Dofinansowanie ma przysługiwać do nawozów mineralnych zakupionych między 1 września 2021 roku a 15 maja br. Pomocą nie jest objęte wapno nawozowe i wapno nawozowe zawierające magnez. Na nie bowiem rolnicy otrzymują inne dopłaty.
W wyliczeniu skutków budżetowych tej pomocy przyjęto, że około 7,9 mln ha upraw i 2,8 mln ha łąk i pastwisk oraz traw na gruntach ornych znajduje się w Polsce w gospodarstwach o powierzchni do 50 ha oraz że jedynie 12 405 rolników wnioskujących o płatności bezpośrednie posiada gospodarstwa rolne o powierzchni powyżej 50 ha. Dlatego też założono, że pomoc będzie ograniczona do 50 ha. Stawka pomocy do 1 ha powierzchni upraw rolnych, z wyłączeniem łąk i pastwisk oraz traw na gruntach ornych, wyniesie 500 zł. Natomiast do hektara powierzchni łąk, pastwisk i traw na gruntach ornych, z wyłączeniem powierzchni wspieranych w ramach działania rolno-środowiskowo-klimatycznego z PROW, na których obowiązuje całkowity zakaz nawożenia – 250 zł.
Jak będzie wyliczana pomoc?
Do wniosku o pomoc rolnik musi dołączyć faktury bądź ich duplikaty lub imienne dokumenty księgowe dokumentujące zakup nawozów we wskazanym okresie. Stawka pomocy będzie zależała od tego, jaka jest różnica pomiędzy ceną nawozu, jaką rolnik zapłacił od września ubiegłego roku do 15 maja bieżącego roku, a tym, ile wydał na ten nawóz, kupując go między wrześniem 2020 roku a 15 maja 2021 roku. Rolnik może to udokumentować fakturami zakupu, a jeśli ich nie ma, Agencja wyliczy tę różnicę na podstawie cen na nawozy ogłoszonych przez ministra rolnictwa w Biuletynie Informacji Publicznej.
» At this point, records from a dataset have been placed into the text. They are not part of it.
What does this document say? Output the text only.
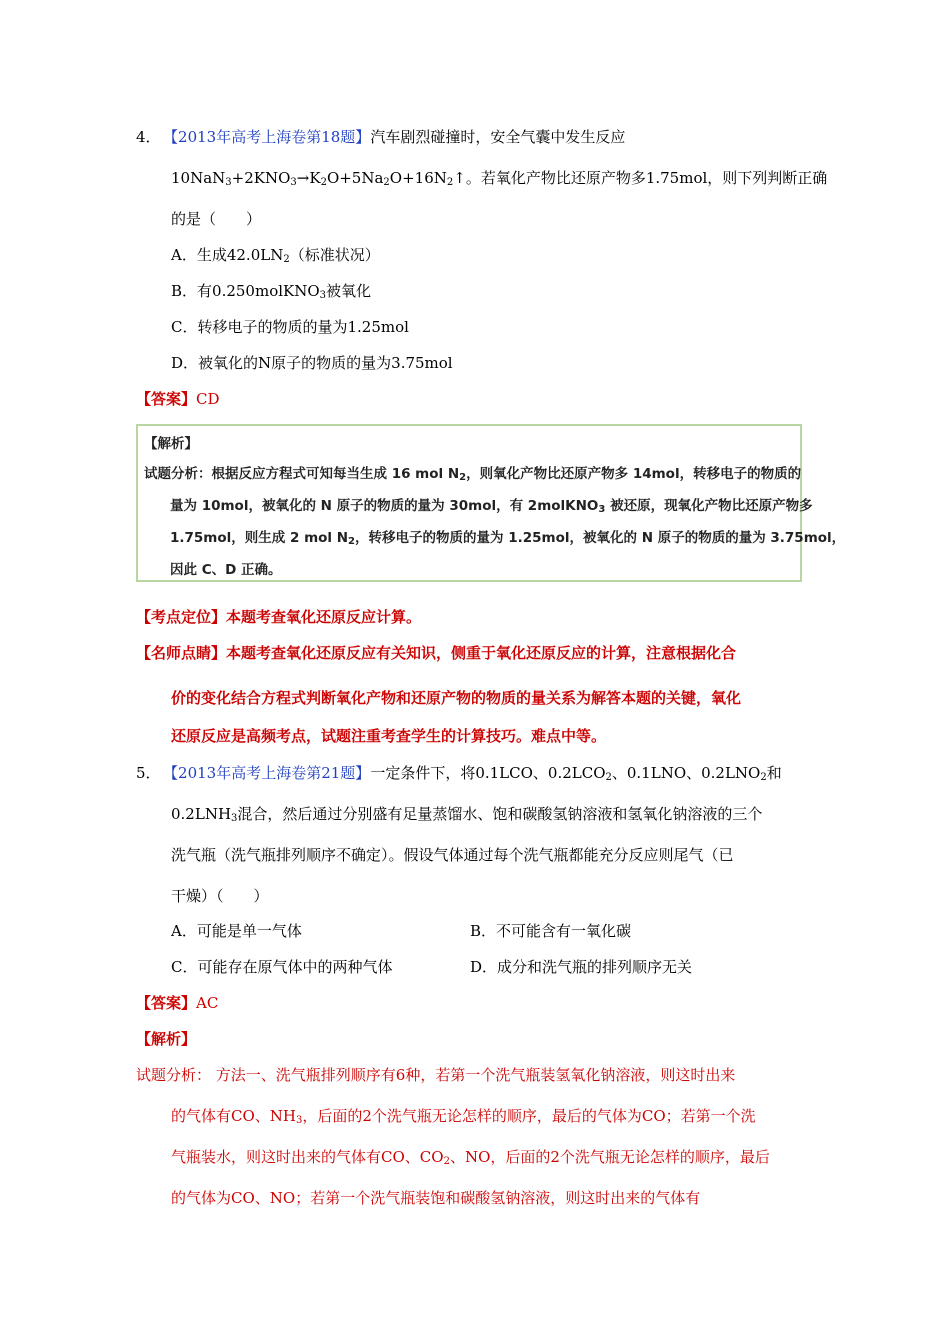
4． 【2013年高考上海卷第18题】汽车剧烈碰撞时，安全气囊中发生反应
$10NaN_3+2KNO_3\to K_2O+5Na_2O+16N_2↑$。若氧化产物比还原产物多1.75mol，则下列判断正确
的是（　　）
A．生成$42.0LN_2$（标准状况）
B．有0.250molKNO$_3$被氧化
C．转移电子的物质的量为1.25mol
D．被氧化的N原子的物质的量为3.75mol
【答案】CD
【解析】
试题分析：根据反应方程式可知每当生成 16 mol $N_2$，则氧化产物比还原产物多 14mol，转移电子的物质的
量为 10mol，被氧化的 N 原子的物质的量为 30mol，有 2molKNO$_3$ 被还原，现氧化产物比还原产物多
1.75mol，则生成 2 mol $N_2$，转移电子的物质的量为 1.25mol，被氧化的 N 原子的物质的量为 3.75mol，
因此 C、D 正确。
【考点定位】本题考查氧化还原反应计算。
【名师点睛】本题考查氧化还原反应有关知识，侧重于氧化还原反应的计算，注意根据化合
价的变化结合方程式判断氧化产物和还原产物的物质的量关系为解答本题的关键，氧化
还原反应是高频考点，试题注重考查学生的计算技巧。难点中等。
5． 【2013年高考上海卷第21题】一定条件下，将0.1LCO、$0.2LCO_2$、0.1LNO、$0.2LNO_2$和
$0.2LNH_3$混合，然后通过分别盛有足量蒸馏水、饱和碳酸氢钠溶液和氢氧化钠溶液的三个
洗气瓶（洗气瓶排列顺序不确定）。假设气体通过每个洗气瓶都能充分反应则尾气（已
干燥）（　　）
A．可能是单一气体	B．不可能含有一氧化碳
C．可能存在原气体中的两种气体	D．成分和洗气瓶的排列顺序无关
【答案】AC
【解析】
试题分析： 方法一、洗气瓶排列顺序有6种，若第一个洗气瓶装氢氧化钠溶液，则这时出来
的气体有CO、$NH_3$，后面的2个洗气瓶无论怎样的顺序，最后的气体为CO；若第一个洗
气瓶装水，则这时出来的气体有CO、$CO_2$、NO，后面的2个洗气瓶无论怎样的顺序，最后
的气体为CO、NO；若第一个洗气瓶装饱和碳酸氢钠溶液，则这时出来的气体有
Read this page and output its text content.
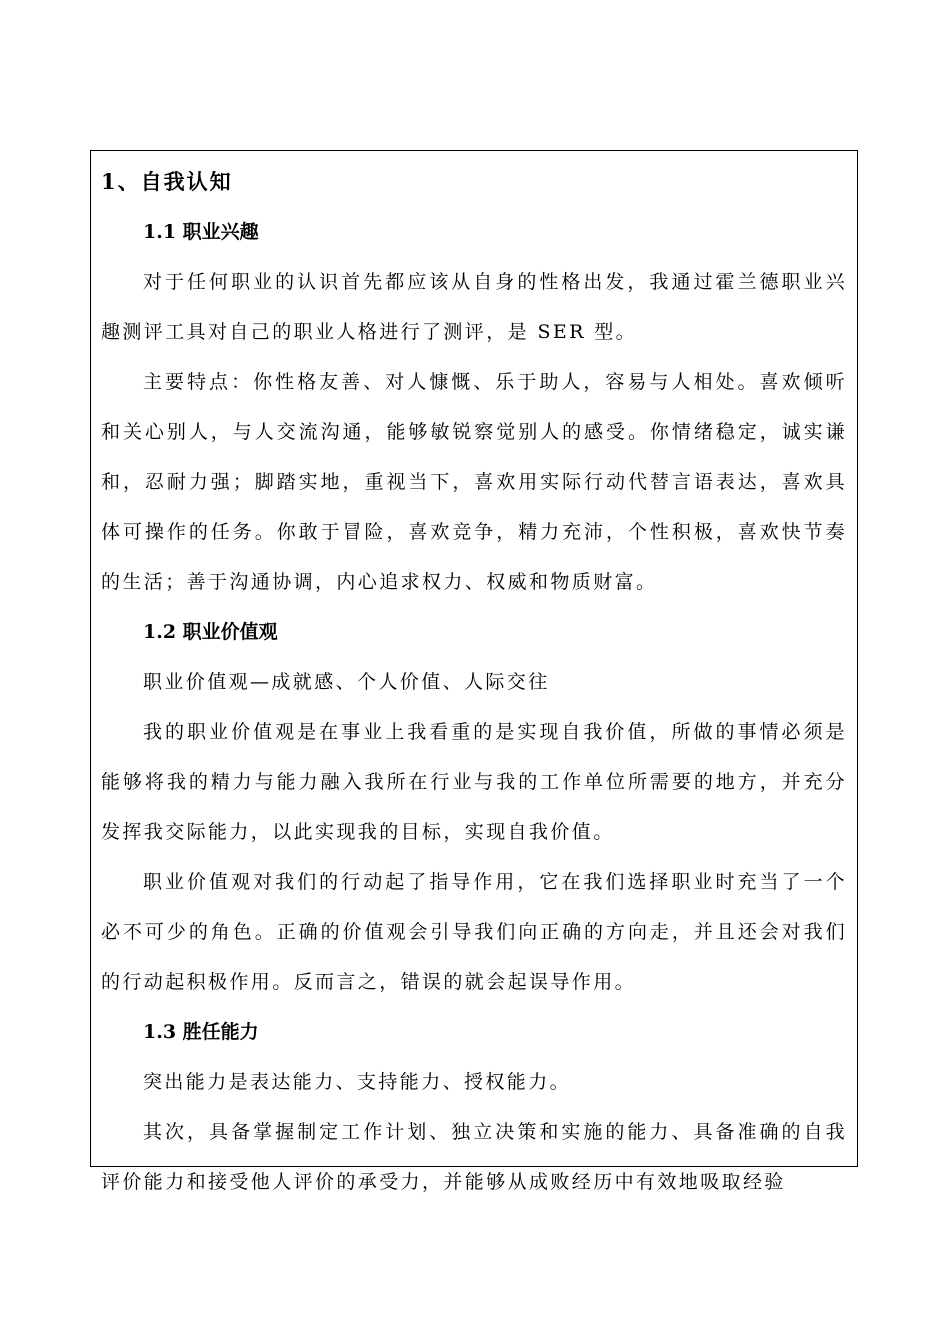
1、自我认知
1.1 职业兴趣

对于任何职业的认识首先都应该从自身的性格出发，我通过霍兰德职业兴趣测评工具对自己的职业人格进行了测评，是 SER 型。

主要特点：你性格友善、对人慷慨、乐于助人，容易与人相处。喜欢倾听和关心别人，与人交流沟通，能够敏锐察觉别人的感受。你情绪稳定，诚实谦和，忍耐力强；脚踏实地，重视当下，喜欢用实际行动代替言语表达，喜欢具体可操作的任务。你敢于冒险，喜欢竞争，精力充沛，个性积极，喜欢快节奏的生活；善于沟通协调，内心追求权力、权威和物质财富。

1.2 职业价值观

职业价值观—成就感、个人价值、人际交往

我的职业价值观是在事业上我看重的是实现自我价值，所做的事情必须是能够将我的精力与能力融入我所在行业与我的工作单位所需要的地方，并充分发挥我交际能力，以此实现我的目标，实现自我价值。

职业价值观对我们的行动起了指导作用，它在我们选择职业时充当了一个必不可少的角色。正确的价值观会引导我们向正确的方向走，并且还会对我们的行动起积极作用。反而言之，错误的就会起误导作用。

1.3 胜任能力

突出能力是表达能力、支持能力、授权能力。

其次，具备掌握制定工作计划、独立决策和实施的能力、具备准确的自我评价能力和接受他人评价的承受力，并能够从成败经历中有效地吸取经验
Wysokość pomocy nie może przekroczyć iloczynu:
deklarowanej przez rolnika we wniosku o przyznanie płatności bezpośrednich powierzchni upraw rolnych, jednak nie więcej niż 50 ha i stawki pomocy;
liczby ton nawozów mineralnych zakupionych od 1 września 2021 roku do 15 maja 2022 roku oraz różnicy ceny między tą, za jaką kupił on tonę nawozów w tym okresie, a ceną, jaką zapłacił za ten nawóz w okresie od 1 września 2020 roku do 15 maja 2021 roku.
Jeśliby resort rolnictwa posiłkował się cenami nawozów podawanymi przez GUS, to np. w marcu ubiegłego roku tona mocznika w workach 500-kilogramowych kosztowała 1654 zł, saletry amonowej – 1266 zł, a saletrzaku – 1139 zł. Gdyby te ceny odnieść do cen hurtowych nawozów publikowanych od 9 marca br. przez Agrochem Puławy, te nowe są odpowiednio o 3950 zł/t, 3134 zł/t oraz o 3160 zł/t wyższe. Trzeba sobie jednak zdawać sprawę z tego, że cennik Agrochem Puławy to nie wyrocznia, a jeśli rolnicy chcą kupić teraz nawozy, to o takich cenach mogą tylko już pomarzyć.
W przypadku gdy ze złożonych wniosków o pomoc będzie wynikać, że zapotrzebowanie na tę pomoc przekracza łącznie 3,9 mld zł, wysokość pomocy będzie obliczana z uwzględnieniem współczynnika korygującego.